The recent value growth seen in the UK cider market of 46% between 2007 and 2012 to stand at £2.7bn looks set to continue in 2013, benefiting from its accessible flavours and a growing presence of premium brands.

Sparkling wine also looks set to continue overshadowing its more illustrious cousin (Champagne) as the reputation of drinks such as Prosecco continues to grow, with over a third (36%) of Champagne and sparkling wine drinkers claiming that there is "little difference" between the two.

How to spend a lottery win

Mintel's British Lifestyles report asked consumers how they would spend a lottery win of £1,000. In 2013, the top five things Brits would use a lottery win for are:
  • Holiday (27%)
  • Put aside for a rainy day or an emergency (23%)
  • Give it to a family friend (12%)
  • Spend on home improvements (11%)
  • Pay off outstanding bills (11%).

While holidays remain the number one desire for would-be lottery winners (27% in 2013 vs 30% in 2008), home improvement has seen a vast decline - with those claiming they would spend their lottery windfall on this falling from 20% in 2008 to just 11% in 2013.??

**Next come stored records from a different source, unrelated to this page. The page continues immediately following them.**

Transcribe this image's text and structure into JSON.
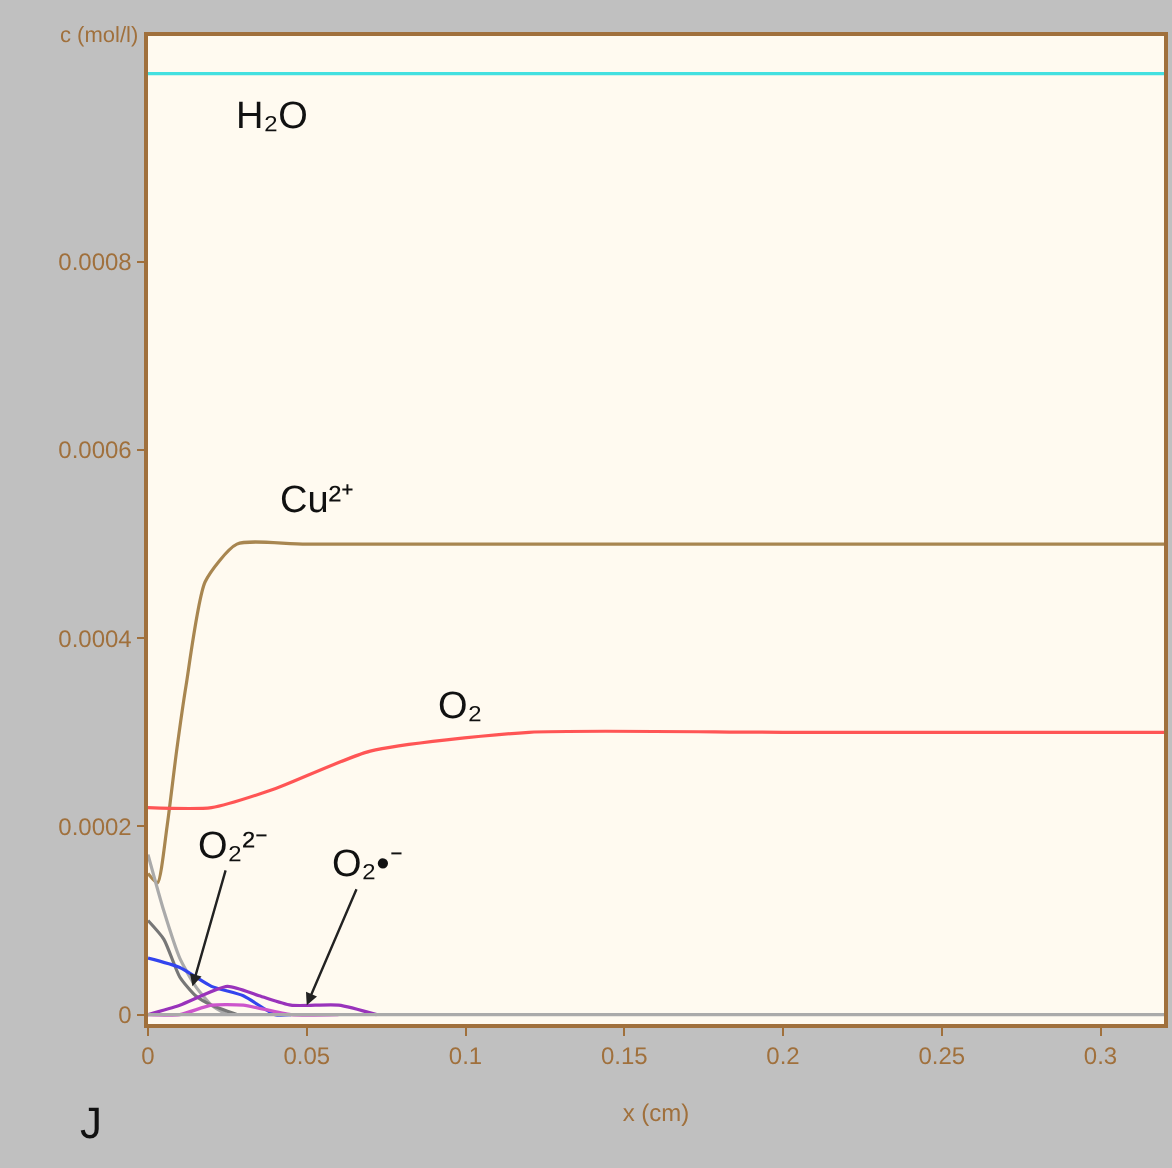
{
  "chart_data": {
    "type": "line",
    "xlabel": "x (cm)",
    "ylabel": "c (mol/l)",
    "xlim": [
      0,
      0.32
    ],
    "ylim": [
      -1e-05,
      0.00104
    ],
    "xticks": [
      0,
      0.05,
      0.1,
      0.15,
      0.2,
      0.25,
      0.3
    ],
    "yticks": [
      0,
      0.0002,
      0.0004,
      0.0006,
      0.0008
    ],
    "grid": false,
    "marker": "none",
    "line_style": "solid",
    "series": [
      {
        "color": "#44e0e0",
        "x": [
          0,
          0.05,
          0.1,
          0.32
        ],
        "values": [
          0.001,
          0.001,
          0.001,
          0.001
        ]
      },
      {
        "color": "#a88650",
        "x": [
          0,
          0.003,
          0.006,
          0.009,
          0.012,
          0.018,
          0.028,
          0.05,
          0.32
        ],
        "values": [
          0.00015,
          0.00014,
          0.0002,
          0.00028,
          0.00035,
          0.00046,
          0.0005,
          0.0005,
          0.0005
        ]
      },
      {
        "color": "#ff5555",
        "x": [
          0,
          0.02,
          0.04,
          0.07,
          0.12,
          0.2,
          0.32
        ],
        "values": [
          0.00022,
          0.00022,
          0.00024,
          0.00028,
          0.0003,
          0.0003,
          0.0003
        ]
      },
      {
        "color": "#aaaaaa",
        "x": [
          0,
          0.005,
          0.01,
          0.015,
          0.02,
          0.025
        ],
        "values": [
          0.00017,
          0.00011,
          6e-05,
          3e-05,
          1e-05,
          0
        ]
      },
      {
        "color": "#777777",
        "x": [
          0,
          0.005,
          0.01,
          0.015,
          0.02,
          0.028
        ],
        "values": [
          0.0001,
          8e-05,
          4e-05,
          2e-05,
          1e-05,
          0
        ]
      },
      {
        "color": "#3344ee",
        "x": [
          0,
          0.01,
          0.02,
          0.03,
          0.04,
          0.045
        ],
        "values": [
          6e-05,
          5e-05,
          3e-05,
          2e-05,
          0,
          0
        ]
      },
      {
        "color": "#9933bb",
        "x": [
          0,
          0.01,
          0.025,
          0.035,
          0.045,
          0.06,
          0.072
        ],
        "values": [
          0,
          1e-05,
          3e-05,
          2e-05,
          1e-05,
          1e-05,
          0
        ]
      },
      {
        "color": "#cc55cc",
        "x": [
          0,
          0.01,
          0.02,
          0.03,
          0.045,
          0.06
        ],
        "values": [
          0,
          0,
          1e-05,
          1e-05,
          0,
          0
        ]
      },
      {
        "color": "#aaaaaa",
        "x": [
          0,
          0.1,
          0.32
        ],
        "values": [
          0,
          0,
          0
        ]
      }
    ],
    "annotations": [
      {
        "text": "H₂O",
        "x": 0.02,
        "y": 0.001
      },
      {
        "text": "Cu²⁺",
        "x": 0.04,
        "y": 0.0005
      },
      {
        "text": "O₂",
        "x": 0.09,
        "y": 0.00028
      },
      {
        "text": "O₂²⁻",
        "x": 0.014,
        "y": 3e-05
      },
      {
        "text": "O₂•⁻",
        "x": 0.05,
        "y": 1e-05
      },
      "J"
    ]
  }
}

Women are more likely to prioritise spending winnings on a holiday (29% of women vs 25% of men. Meanwhile, the nation's men are more likely to put money aside for a rainy day (26% of men vs 21% of women). It is also Britain's women who are the more generous consumers. Indeed, some 15% of British women said they would give their winnings to a family or friend compared to just 11% of men.

No desire to fritter away cash

Ina Mitskavets, senior consumer and lifestyles analyst at Mintel, says: "Britons are working harder and saving more money for the future, as a direct consequence of the recession. The reduced desire to fritter away hard-earned income on 'nice-to-haves' will shape retail offerings and will have far-reaching implications for consumer expectations about quality, price, product variety and customer service.

"As the economic climate is taking its toll, people are increasingly looking for ways to get away from the doom and gloom, which is a reflection of the popularity of holidays. The decline in likelihood of spending on home improvements reflects an extreme unwillingness to spend on homes.

"The fact that almost a quarter of Brits would put a lottery win aside for a rainy day is perhaps the strongest testament to just how frugal today's Britons have become, and how entrenched their desire for savings is in the current economic climate."